Welcome to bringing order to your creativity! Like a conductor standing in front of an orchestra, you can find places for all the voices you’ve mastered. And like a conductor you can bring forth each one for their solo time.
If your kids have a bunch of stuffed animals or toys you can begin there. If not, but you are more artistic and creative anyway, you can draw pictures of what you think your voices look like. Big low voices, as I’ve mentioned before, can go with big lumbering giants or you can give them a tiny mice-type voice to mix it up just for fun.
Now voices are one thing, but developing a character, a personality, for them is a step further in. What kind of a giant is it: nice, angry, silly? Having that solidified directs much of the story you’re creating as they face different situations.
For example, my son has a fox he loves more than anything else. His fox has a flexible body that can move its legs expressively. So I made him into an exasperated little character that whenever he gets asked a question, no matter how easy, gets overwhelmed while trying to answer and flips over onto his back with a great sigh of exhaustion. His legs flop out to each side when I flip him over which accentuates his exasperation. This gets my kids laughing every time.
WARNING: If you are dealing with a favorite toy of your kids, it is imperative that they approve who you are making them to be.

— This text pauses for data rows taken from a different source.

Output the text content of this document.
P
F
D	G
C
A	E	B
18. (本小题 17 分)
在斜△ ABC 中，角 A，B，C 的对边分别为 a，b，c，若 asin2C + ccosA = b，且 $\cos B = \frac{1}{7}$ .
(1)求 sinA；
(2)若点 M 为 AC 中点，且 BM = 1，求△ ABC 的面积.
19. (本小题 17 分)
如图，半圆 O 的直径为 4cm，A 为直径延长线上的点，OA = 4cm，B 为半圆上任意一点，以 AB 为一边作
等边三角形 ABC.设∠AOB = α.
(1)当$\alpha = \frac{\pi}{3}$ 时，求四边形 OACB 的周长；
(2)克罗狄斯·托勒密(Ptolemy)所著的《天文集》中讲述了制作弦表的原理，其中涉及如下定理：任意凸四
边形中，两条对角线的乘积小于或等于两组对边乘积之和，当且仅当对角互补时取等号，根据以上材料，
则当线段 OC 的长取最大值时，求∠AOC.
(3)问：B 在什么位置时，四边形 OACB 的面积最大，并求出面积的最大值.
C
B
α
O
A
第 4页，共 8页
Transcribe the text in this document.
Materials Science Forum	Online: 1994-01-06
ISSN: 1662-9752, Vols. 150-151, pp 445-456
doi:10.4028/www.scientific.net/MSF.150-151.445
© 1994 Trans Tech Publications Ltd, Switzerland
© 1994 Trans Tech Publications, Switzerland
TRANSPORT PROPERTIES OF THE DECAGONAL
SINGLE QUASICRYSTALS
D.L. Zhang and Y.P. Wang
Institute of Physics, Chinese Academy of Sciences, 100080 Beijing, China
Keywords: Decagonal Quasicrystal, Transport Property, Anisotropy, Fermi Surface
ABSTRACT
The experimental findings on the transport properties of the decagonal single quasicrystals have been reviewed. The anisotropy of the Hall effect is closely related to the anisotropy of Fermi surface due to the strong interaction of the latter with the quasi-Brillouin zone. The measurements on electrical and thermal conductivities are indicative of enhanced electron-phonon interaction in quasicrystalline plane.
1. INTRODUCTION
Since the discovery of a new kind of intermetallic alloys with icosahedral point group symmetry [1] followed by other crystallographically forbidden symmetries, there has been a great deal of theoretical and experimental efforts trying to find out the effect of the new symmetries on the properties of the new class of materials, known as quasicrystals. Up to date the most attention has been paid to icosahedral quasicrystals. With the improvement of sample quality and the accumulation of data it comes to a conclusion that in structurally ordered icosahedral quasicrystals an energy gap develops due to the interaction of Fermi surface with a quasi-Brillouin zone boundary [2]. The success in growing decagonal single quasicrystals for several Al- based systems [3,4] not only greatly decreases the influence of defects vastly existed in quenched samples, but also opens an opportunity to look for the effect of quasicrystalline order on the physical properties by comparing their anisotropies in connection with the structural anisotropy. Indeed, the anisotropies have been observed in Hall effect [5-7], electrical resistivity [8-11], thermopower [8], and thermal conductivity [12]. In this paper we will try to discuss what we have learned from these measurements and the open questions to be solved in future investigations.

Developing characters adds a more concrete world as you tell stories with your kids. It happens automatically when you tell family stories. They already exist with all their peculiarities. In the world you create with your kids, give it people that can walk there and interact with it. Like in Genesis, God made Adam and Eve to walk the world He made.
What will your Adam and Eve look like, who will they be, who will they become?